In what conceivable way, shape or form have the House Republicans decided that they would be part of the solution to this problem? By sitting on an idiotic idea until the last possible moment, not sharing it with anyone, and then declaring it the only plan they would support?
McCain, here, is allying himself with precisely these House Republicans, and that worries me. Remember, he doesn't like government takeovers: "I want to make sure we're not handing the health care system over to the federal government," he said. No one asked what he felt about handing a substantial portion of the national banking system's assets over the Federal government, but I can't imagine that he's getting on particularly well with Hank Paulson these days.
And he said that the US is the world's largest exporter; it isn't.

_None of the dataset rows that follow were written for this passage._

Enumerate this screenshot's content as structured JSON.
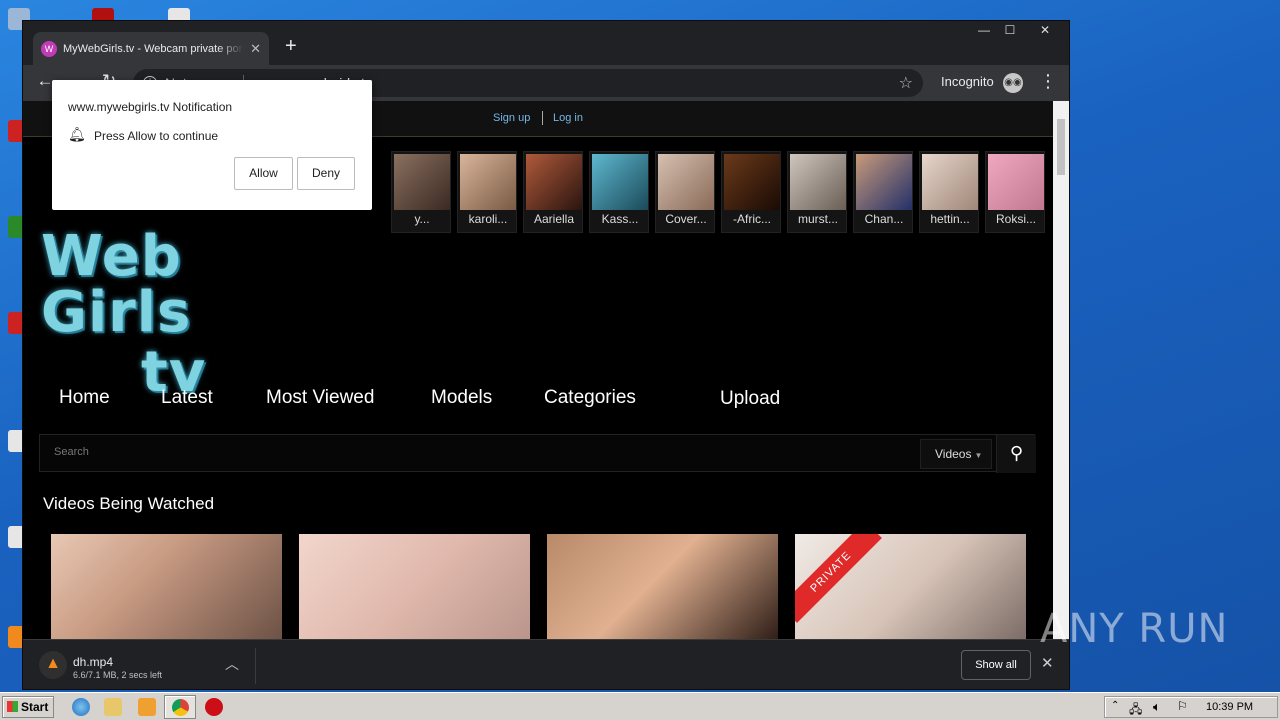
{
  "browser": {
    "tab_title": "MyWebGirls.tv - Webcam private porn",
    "tab_favicon": "W",
    "new_tab": "+",
    "security": "Not secure",
    "url": "www.mywebgirls.tv",
    "incognito_label": "Incognito"
  },
  "site": {
    "auth": {
      "signup": "Sign up",
      "login": "Log in"
    },
    "models": [
      "y...",
      "karoli...",
      "Aariella",
      "Kass...",
      "Cover...",
      "-Afric...",
      "murst...",
      "Chan...",
      "hettin...",
      "Roksi..."
    ],
    "logo": {
      "line1": "Web Girls",
      "line2": "tv"
    },
    "nav": [
      "Home",
      "Latest",
      "Most Viewed",
      "Models",
      "Categories",
      "Upload"
    ],
    "search": {
      "placeholder": "Search",
      "type_select": "Videos"
    },
    "section_title": "Videos Being Watched",
    "videos": [
      {
        "badge": ""
      },
      {
        "badge": ""
      },
      {
        "badge": ""
      },
      {
        "badge": "PRIVATE"
      }
    ]
  },
  "notification": {
    "title": "www.mywebgirls.tv Notification",
    "message": "Press Allow to continue",
    "allow": "Allow",
    "deny": "Deny"
  },
  "download": {
    "filename": "dh.mp4",
    "status": "6.6/7.1 MB, 2 secs left",
    "show_all": "Show all"
  },
  "watermark": "ANY RUN",
  "taskbar": {
    "start": "Start",
    "clock": "10:39 PM"
  },
  "colors": {
    "accent_link": "#74b7e6",
    "logo": "#7fd3e0",
    "private_badge": "#e02a2a"
  }
}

More substantively, a spending freeze is not the first best thing to implement in a recession.
When it comes to the economy, then, I'd say that Obama lived up to reasonably high expectations, while McCain sounded, to anybody with a real grasp of the situation, as though he had very little idea what he was talking about. On the other hand, I have yet to meet a single person with a real grasp of the financial crisis who is an undecided voter. So it is quite conceivable that this will do McCain no electoral harm at all.